Vom König zum Gott

Der Tempel und die Rituale des Königs Vogel-Jaguar

Teobert Maler ist auf der Suche nach den Lakandonen-Indianern. Ihre Vorfahren sind vor vielen hundert Jahren in den Dschungel geflüchtet, um den spanischen Eroberern zu entkommen. Dabei entdeckt er auch den Tempel des Königs Vogel-Jaguar.

Teobert Maler erhofft sich von den sanften "Wilden" Informationen über noch unbekannte Ruinen und traditionelle Glaubensvorstellungen. Der Besuch in dem Indio-Dorf verläuft friedlich: Geschenke werden ausgetauscht. Sensationelle Neuigkeiten bringt Maler jedoch nicht mit zurück - aber er erfährt, dass die religiösen Riten der Lakandonen weit zurückreichen in die Zeiten der großen Vorfahren.

Magische Düfte und Klänge

An Festtagen versammeln sich die Männer zur Trankzeremonie. Die mit Weihrauch gefüllten Schalen werden entzündet, damit ihr Rauch die Hütte mit magischer Kraft erfüllt. Für jeden der zahlreichen Götter steht ein eigenes Tongefäß bereit, um die Opfergaben aufzunehmen. Der Duft des brennenden Baumharzes Pom oder der Klang des Singsangs beim Gebet für den Regengott - alles scheint aus einer längst vergangenen Epoche zu stammen.

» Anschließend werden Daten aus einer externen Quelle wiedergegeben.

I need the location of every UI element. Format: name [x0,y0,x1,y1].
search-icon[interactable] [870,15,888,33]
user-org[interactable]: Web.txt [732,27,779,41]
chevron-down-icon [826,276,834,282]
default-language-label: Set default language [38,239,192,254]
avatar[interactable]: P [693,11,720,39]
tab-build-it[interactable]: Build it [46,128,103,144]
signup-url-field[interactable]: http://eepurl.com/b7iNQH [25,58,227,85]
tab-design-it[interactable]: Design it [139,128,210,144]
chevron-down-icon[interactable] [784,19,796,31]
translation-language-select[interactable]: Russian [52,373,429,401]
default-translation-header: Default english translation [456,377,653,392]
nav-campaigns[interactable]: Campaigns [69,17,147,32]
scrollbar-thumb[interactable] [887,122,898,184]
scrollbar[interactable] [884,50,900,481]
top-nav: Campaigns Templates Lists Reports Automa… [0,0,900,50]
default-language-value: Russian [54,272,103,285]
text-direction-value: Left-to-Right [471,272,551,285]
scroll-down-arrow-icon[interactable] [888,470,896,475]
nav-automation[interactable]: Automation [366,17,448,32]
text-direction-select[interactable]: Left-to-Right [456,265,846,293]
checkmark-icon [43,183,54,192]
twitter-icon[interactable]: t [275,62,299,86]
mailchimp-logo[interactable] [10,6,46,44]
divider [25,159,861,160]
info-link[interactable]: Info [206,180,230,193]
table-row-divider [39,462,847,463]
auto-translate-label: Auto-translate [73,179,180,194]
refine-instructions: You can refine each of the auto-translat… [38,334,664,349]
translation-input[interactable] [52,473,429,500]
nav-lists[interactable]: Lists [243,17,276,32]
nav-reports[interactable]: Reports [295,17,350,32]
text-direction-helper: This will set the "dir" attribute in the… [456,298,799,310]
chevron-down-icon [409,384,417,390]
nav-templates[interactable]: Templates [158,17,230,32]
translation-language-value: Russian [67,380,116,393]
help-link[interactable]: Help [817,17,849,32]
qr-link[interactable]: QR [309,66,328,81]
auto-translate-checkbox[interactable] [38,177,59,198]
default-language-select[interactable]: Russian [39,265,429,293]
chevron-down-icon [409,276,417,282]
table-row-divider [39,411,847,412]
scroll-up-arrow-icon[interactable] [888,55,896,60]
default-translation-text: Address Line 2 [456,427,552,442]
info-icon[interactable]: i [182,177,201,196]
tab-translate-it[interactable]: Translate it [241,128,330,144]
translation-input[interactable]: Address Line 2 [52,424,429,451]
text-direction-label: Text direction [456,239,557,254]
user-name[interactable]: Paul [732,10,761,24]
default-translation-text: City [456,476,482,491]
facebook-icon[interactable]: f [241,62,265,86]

Die Fahrt auf dem Rio Usumacinta ist jederzeit ein Abenteuer voller Gefahren. In den Stromschnellen warten scharfkantige Felsen und tonnenschwere Baumriesen treiben auf Kollisionskurs durch die Fluten. Teobert Maler ist ganz der Geschicklichkeit und dem Gedächtnis der Bootsleute ausgeliefert. Wie gelang es Maler, die empfindliche Foto-Ausrüstung in all den Jahren erfolgreich über reißende Stromschnellen zu retten und ohne Schaden durch den feuchtheißen Regenwald zu transportieren?

Mächtiger Herrscher



Dann steht er in Yaxchilán erstmals vor dem Tempel des Königs Vogel-Jaguar. Jeder der drei Eingänge ist mit dem Abbild des mächtigen Herrschers geschmückt. Teobert Maler findet auf den frisch freigelegten Skulpturen noch Farbspuren - sie sind heute verschwunden. In einer Nische hinter dem mittleren Eingang steht eine Statue des Königs. Die Figur war so ausgerichtet, dass sie genau zur Sommersonnenwende den Sonnenaufgang erblicken konnte. Maler entdeckt Hinweise, dass vor der Statue immer noch geopfert wird: Der König ist zum Gott geworden.

Vogel-Jaguar hat die Tempeltreppe mit Darstellungen von Ballspielern schmücken lassen. Doch da ist kein Sportfest zu sehen, sondern ein grausames Ritual: Ein Gefangener wurde auf eine Kautschukkugel gebunden und die Treppe hinabgerollt - mit der Hinrichtung wollte der König seinen Machtanspruch untermauern.